Per quanto ci riguarda più diret­ta­mente, la stra­te­gia di Eti­had sem­bra essere quella di cer­care di costruire un forte rete in Europa, acqui­sendo il con­trollo di diversi hub locali, col­le­gan­doli tra di loro e con il pro­prio hub di Abu-Dhabi, da cui par­tono i voli inter­con­ti­nen­tali per l’Asia e per le Ame­ri­che. Si parla in par­ti­co­lare di una legame orga­nico e di una divi­sione del lavoro su base ter­ri­to­riale tra Eti­had, Air Ber­lin e Alitalia, cosa che avrebbe appa­ren­te­mente molto senso.

Chi brinda e chi no
Il governo Renzi si attri­bui­sce in que­sti giorni, con grande squil­lar di tam­buri media­tici, il merito di avere por­tato avanti la que­stione, ma, in realtà, come in diversi altri casi di que­sti mesi, era stato il governo Letta ad avviarla sulla via riso­lu­tiva e chi è venuto dopo non sem­bra aver aggiunto molto.

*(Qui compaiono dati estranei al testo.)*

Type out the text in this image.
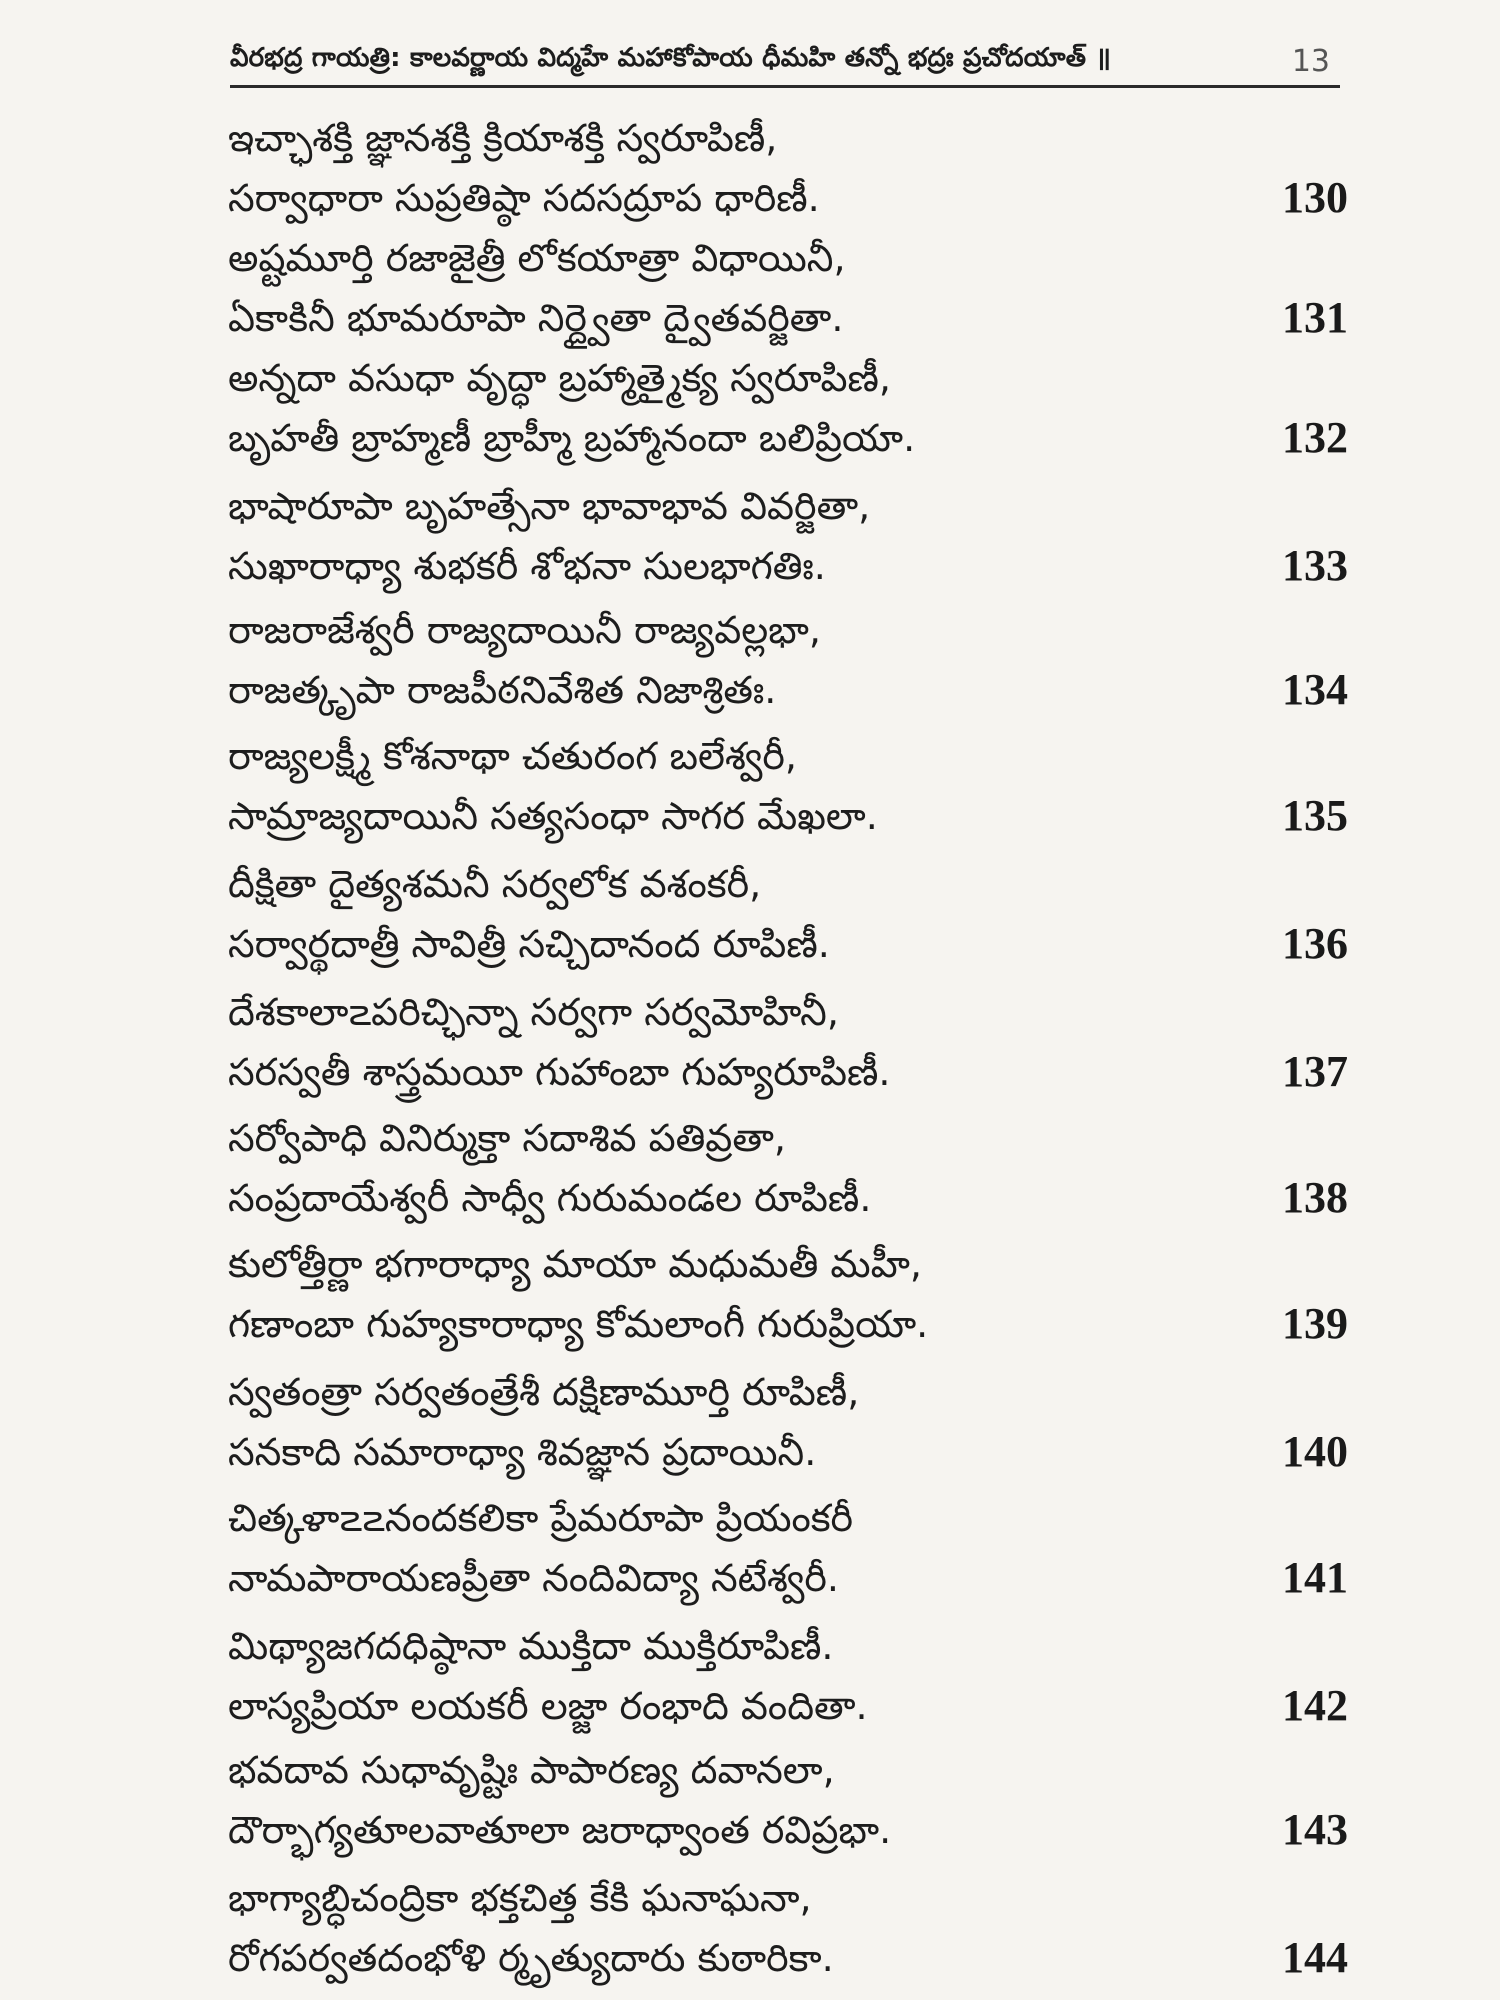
వీరభద్ర గాయత్రి: కాలవర్ణాయ విద్మహే మహాకోపాయ ధీమహి తన్నో భద్రః ప్రచోదయాత్ ॥	13
ఇచ్ఛాశక్తి జ్ఞానశక్తి క్రియాశక్తి స్వరూపిణీ,
సర్వాధారా సుప్రతిష్ఠా సదసద్రూప ధారిణీ.	130
అష్టమూర్తి రజాజైత్రీ లోకయాత్రా విధాయినీ,
ఏకాకినీ భూమరూపా నిర్ద్వైతా ద్వైతవర్జితా.	131
అన్నదా వసుధా వృద్ధా బ్రహ్మాత్మైక్య స్వరూపిణీ,
బృహతీ బ్రాహ్మణీ బ్రాహ్మీ బ్రహ్మానందా బలిప్రియా.	132
భాషారూపా బృహత్సేనా భావాభావ వివర్జితా,
సుఖారాధ్యా శుభకరీ శోభనా సులభాగతిః.	133
రాజరాజేశ్వరీ రాజ్యదాయినీ రాజ్యవల్లభా,
రాజత్కృపా రాజపీఠనివేశిత నిజాశ్రితః.	134
రాజ్యలక్ష్మీ కోశనాథా చతురంగ బలేశ్వరీ,
సామ్రాజ్యదాయినీ సత్యసంధా సాగర మేఖలా.	135
దీక్షితా దైత్యశమనీ సర్వలోక వశంకరీ,
సర్వార్థదాత్రీ సావిత్రీ సచ్చిదానంద రూపిణీ.	136
దేశకాలా౽పరిచ్ఛిన్నా సర్వగా సర్వమోహినీ,
సరస్వతీ శాస్త్రమయీ గుహాంబా గుహ్యరూపిణీ.	137
సర్వోపాధి వినిర్ముక్తా సదాశివ పతివ్రతా,
సంప్రదాయేశ్వరీ సాధ్వీ గురుమండల రూపిణీ.	138
కులోత్తీర్ణా భగారాధ్యా మాయా మధుమతీ మహీ,
గణాంబా గుహ్యకారాధ్యా కోమలాంగీ గురుప్రియా.	139
స్వతంత్రా సర్వతంత్రేశీ దక్షిణామూర్తి రూపిణీ,
సనకాది సమారాధ్యా శివజ్ఞాన ప్రదాయినీ.	140
చిత్కళా౽౽నందకలికా ప్రేమరూపా ప్రియంకరీ
నామపారాయణప్రీతా నందివిద్యా నటేశ్వరీ.	141
మిథ్యాజగదధిష్ఠానా ముక్తిదా ముక్తిరూపిణీ.
లాస్యప్రియా లయకరీ లజ్జా రంభాది వందితా.	142
భవదావ సుధావృష్టిః పాపారణ్య దవానలా,
దౌర్భాగ్యతూలవాతూలా జరాధ్వాంత రవిప్రభా.	143
భాగ్యాబ్ధిచంద్రికా భక్తచిత్త కేకి ఘనాఘనా,
రోగపర్వతదంభోళి ర్మృత్యుదారు కుఠారికా.	144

Non saranno invece felici le orga­niz­za­zioni sin­da­cali, che si tro­ve­ranno ora a gestire, in una situa­zione di emer­genza e di ricatto, la “siste­ma­zione” di circa 2500 esu­beri e ovvia­mente ne sof­fri­ranno le casse pub­bli­che. Non saranno pre­su­mi­bil­mente con­tenti anche i sog­getti inte­res­sati a Mal­pensa, che potrebbe essere costretta a un pesante ulte­riore ridi­men­sio­na­mento; il Nord del paese si isola un po’ di più dal mondo. Né dovreb­bero sor­ri­dere molto le com­pa­gnie low-cost, per le quali si intra­ve­dono limi­ta­zioni rile­vanti all’operatività.
Non sap­piamo infine quanto saranno con­tenti i pas­seg­geri: pre­su­miamo che il livello di ser­vi­zio miglio­rerà — del resto non ci vuole molto -, ma si affac­cia il rischio di un rin­caro dei prezzi dei biglietti.

Comun­que ancora un’altra grande impresa ita­liana prende la via dell’estero: ormai è un’epidemia dopo Pirelli, Fiat-Chrysler e quanto si annun­cia a breve per Ilva, Inde­sit, ecc. Resta ormai poco.